Photo by Aaron Logan
Preclinical research suggests that combining a BCL2 inhibitor with a tyrosine kinase inhibitor (TKI) could overcome resistance in Philadelphia chromosome-positive acute lymphoblastic leukemia (Ph+ ALL).
Investigators found that combining venetoclax and dasatinib increased antitumor activity (when compared to either agent alone) against Ph+ ALL cells in vitro and in a mouse model of the disease.
Jessica Leonard, MD, of Oregon Health & Science University in Portland, and her colleagues reported these findings in Science Translational Medicine.
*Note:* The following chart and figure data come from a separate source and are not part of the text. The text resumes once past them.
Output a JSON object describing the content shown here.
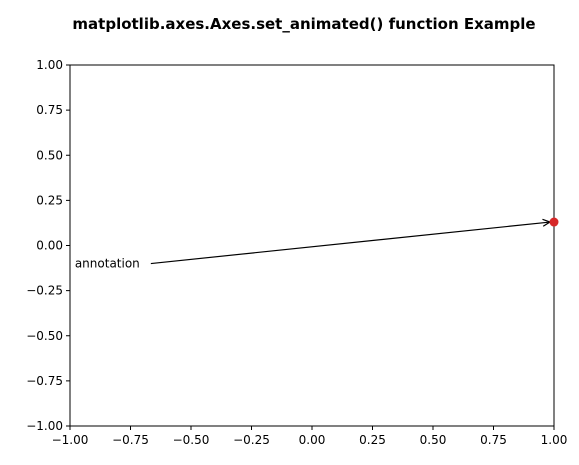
{
  "chart_data": {
    "type": "scatter",
    "title": "matplotlib.axes.Axes.set_animated() function Example",
    "xlabel": "",
    "ylabel": "",
    "xlim": [
      -1.0,
      1.0
    ],
    "ylim": [
      -1.0,
      1.0
    ],
    "xticks": [
      -1.0,
      -0.75,
      -0.5,
      -0.25,
      0.0,
      0.25,
      0.5,
      0.75,
      1.0
    ],
    "yticks": [
      -1.0,
      -0.75,
      -0.5,
      -0.25,
      0.0,
      0.25,
      0.5,
      0.75,
      1.0
    ],
    "xtick_labels": [
      "−1.00",
      "−0.75",
      "−0.50",
      "−0.25",
      "0.00",
      "0.25",
      "0.50",
      "0.75",
      "1.00"
    ],
    "ytick_labels": [
      "−1.00",
      "−0.75",
      "−0.50",
      "−0.25",
      "0.00",
      "0.25",
      "0.50",
      "0.75",
      "1.00"
    ],
    "grid": false,
    "points": [
      {
        "x": 1.0,
        "y": 0.13,
        "color": "#d62728"
      }
    ],
    "annotation": {
      "text": "annotation",
      "text_x": -0.98,
      "text_y": -0.1,
      "arrow_to_x": 1.0,
      "arrow_to_y": 0.13
    }
  }
}
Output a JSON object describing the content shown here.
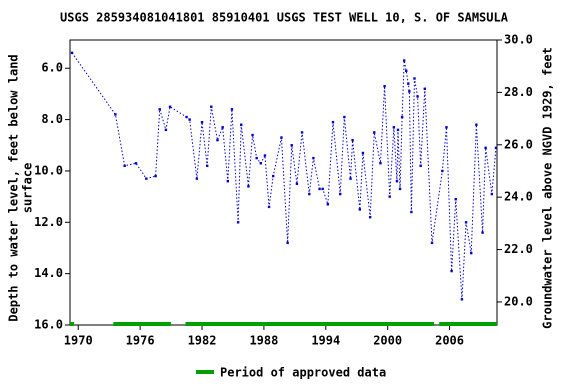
{
  "chart_data": {
    "type": "line",
    "title": "USGS 285934081041801 85910401 USGS TEST WELL 10, S. OF SAMSULA",
    "ylabel": [
      "Depth to water level, feet below land",
      "surface"
    ],
    "y2label": "Groundwater level above NGVD 1929, feet",
    "xlim": [
      1969.2,
      2010.6
    ],
    "xticks": [
      1970,
      1976,
      1982,
      1988,
      1994,
      2000,
      2006
    ],
    "ylim": [
      16.0,
      4.9
    ],
    "yticks": [
      {
        "value": 6,
        "label": "6.0"
      },
      {
        "value": 8,
        "label": "8.0"
      },
      {
        "value": 10,
        "label": "10.0"
      },
      {
        "value": 12,
        "label": "12.0"
      },
      {
        "value": 14,
        "label": "14.0"
      },
      {
        "value": 16,
        "label": "16.0"
      }
    ],
    "y2lim": [
      19.12,
      30.0
    ],
    "y2ticks": [
      {
        "value": 20,
        "label": "20.0"
      },
      {
        "value": 22,
        "label": "22.0"
      },
      {
        "value": 24,
        "label": "24.0"
      },
      {
        "value": 26,
        "label": "26.0"
      },
      {
        "value": 28,
        "label": "28.0"
      },
      {
        "value": 30,
        "label": "30.0"
      }
    ],
    "x": [
      1969.4,
      1973.6,
      1974.5,
      1975.6,
      1976.6,
      1977.5,
      1977.9,
      1978.5,
      1978.9,
      1980.5,
      1980.8,
      1981.5,
      1982.0,
      1982.5,
      1982.9,
      1983.5,
      1984.0,
      1984.5,
      1984.9,
      1985.5,
      1985.8,
      1986.5,
      1986.9,
      1987.3,
      1987.7,
      1988.1,
      1988.5,
      1988.9,
      1989.7,
      1990.3,
      1990.7,
      1991.2,
      1991.7,
      1992.4,
      1992.8,
      1993.4,
      1993.7,
      1994.2,
      1994.7,
      1995.4,
      1995.8,
      1996.4,
      1996.6,
      1997.3,
      1997.6,
      1998.3,
      1998.7,
      1999.3,
      1999.7,
      2000.2,
      2000.6,
      2000.9,
      2001.0,
      2001.2,
      2001.4,
      2001.6,
      2001.8,
      2002.0,
      2002.1,
      2002.3,
      2002.6,
      2002.9,
      2003.2,
      2003.6,
      2004.3,
      2005.3,
      2005.7,
      2006.2,
      2006.6,
      2007.2,
      2007.6,
      2008.1,
      2008.6,
      2009.2,
      2009.5,
      2010.1,
      2010.5
    ],
    "series": [
      {
        "color": "#0000cc",
        "values": [
          5.4,
          7.8,
          9.8,
          9.7,
          10.3,
          10.2,
          7.6,
          8.4,
          7.5,
          7.9,
          8.0,
          10.3,
          8.1,
          9.8,
          7.5,
          8.8,
          8.3,
          10.4,
          7.6,
          12.0,
          8.2,
          10.6,
          8.6,
          9.5,
          9.7,
          9.4,
          11.4,
          10.2,
          8.7,
          12.8,
          9.0,
          10.5,
          8.5,
          10.9,
          9.5,
          10.7,
          10.7,
          11.3,
          8.1,
          10.9,
          7.9,
          10.3,
          8.8,
          11.5,
          9.3,
          11.8,
          8.5,
          9.7,
          6.7,
          11.0,
          8.3,
          10.4,
          8.4,
          10.7,
          7.9,
          5.7,
          6.1,
          6.6,
          6.9,
          11.6,
          6.4,
          7.1,
          9.8,
          6.8,
          12.8,
          10.0,
          8.3,
          13.9,
          11.1,
          15.0,
          12.0,
          13.2,
          8.2,
          12.4,
          9.1,
          10.9,
          9.1
        ]
      }
    ],
    "approved_periods": [
      [
        1969.2,
        1969.6
      ],
      [
        1973.4,
        1979.0
      ],
      [
        1980.4,
        2004.5
      ],
      [
        2005.0,
        2010.6
      ]
    ],
    "approved_color": "#00a000",
    "legend": "Period of approved data"
  }
}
The researchers said venetoclax and dasatinib demonstrated synergy in vitro, and the combination resulted in a greater degree of apoptosis in Ph+ ALL cells than either agent alone.
The team also observed synergy between venetoclax and cytarabine, dexamethasone, doxorubicin, and vincristine. They said this suggests venetoclax could potentially be used in combination with standard chemotherapy in patients with Ph+ ALL.
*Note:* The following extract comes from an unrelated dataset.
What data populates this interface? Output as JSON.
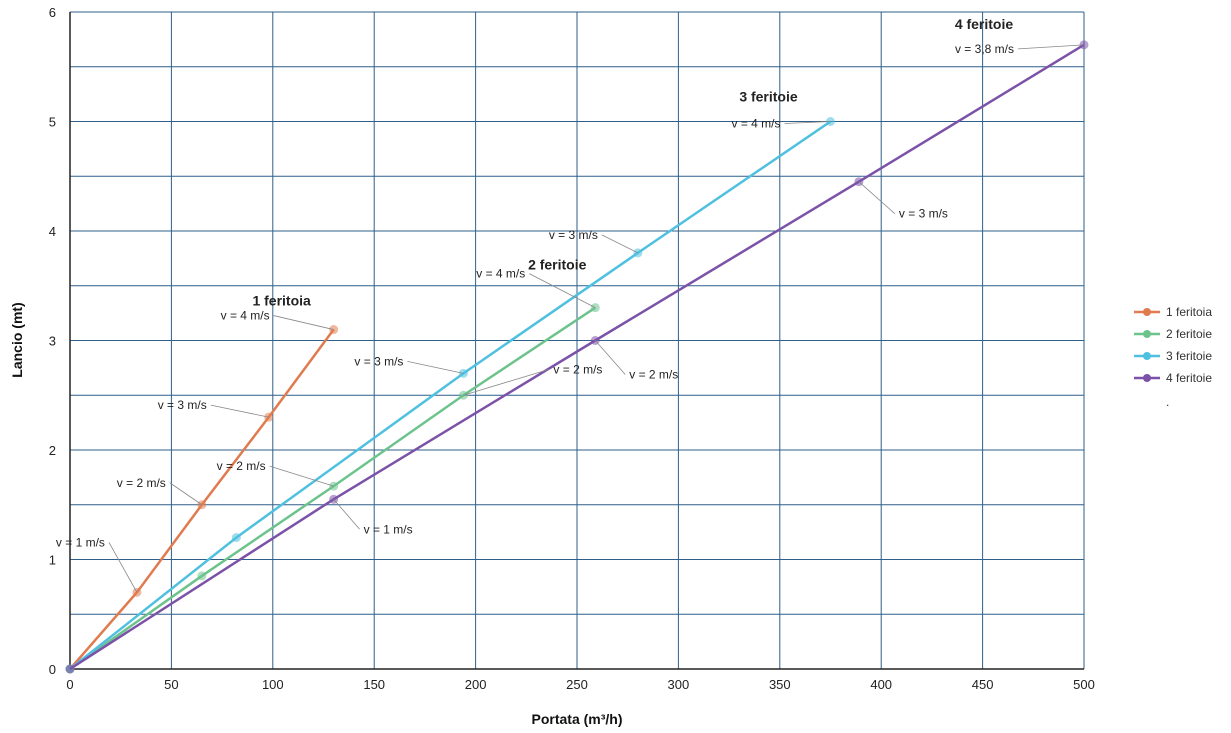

The investigators then assessed synergy between venetoclax and other TKIs. Venetoclax demonstrated synergy with imatinib and nilotinib, but the researchers said they saw the most robust synergy when venetoclax was combined with dasatinib or ponatinib.
Further investigation revealed that ponatinib and dasatinib inhibit LYN activity, which impedes STAT5 phosphorylation, which inhibits upregulation of MCL-1.
As upregulation of MCL-1 is a known mechanism of resistance to venetoclax, the researchers believe the addition of either TKI could potentially overcome the development of venetoclax resistance.
Results in a mouse model of Ph+ ALL seemed to support this theory. The researchers injected NSG mice with mononuclear cells from a patient with Ph+ ALL and found that combination treatment with venetoclax and dasatinib prevented engraftment within 90 days in all mice that received the therapy.
In comparison, mice in the control group and those that received single-agent venetoclax engrafted within 60 days. Two of the 5 mice that received dasatinib alone engrafted within 90 days.
In another mouse model, the investigators injected NSG mice with a primary Ph+ ALL sample and found the combination of venetoclax and dasatinib reduced spleen size when compared to no treatment.
In addition, all of the mice that received the combination remained alive during the 4-week treatment period, whereas untreated mice became moribund and were euthanized.
The researchers said these results suggest the combination of dasatinib and venetoclax has the potential to improve the treatment of Ph+ ALL and should be further evaluated for patient care.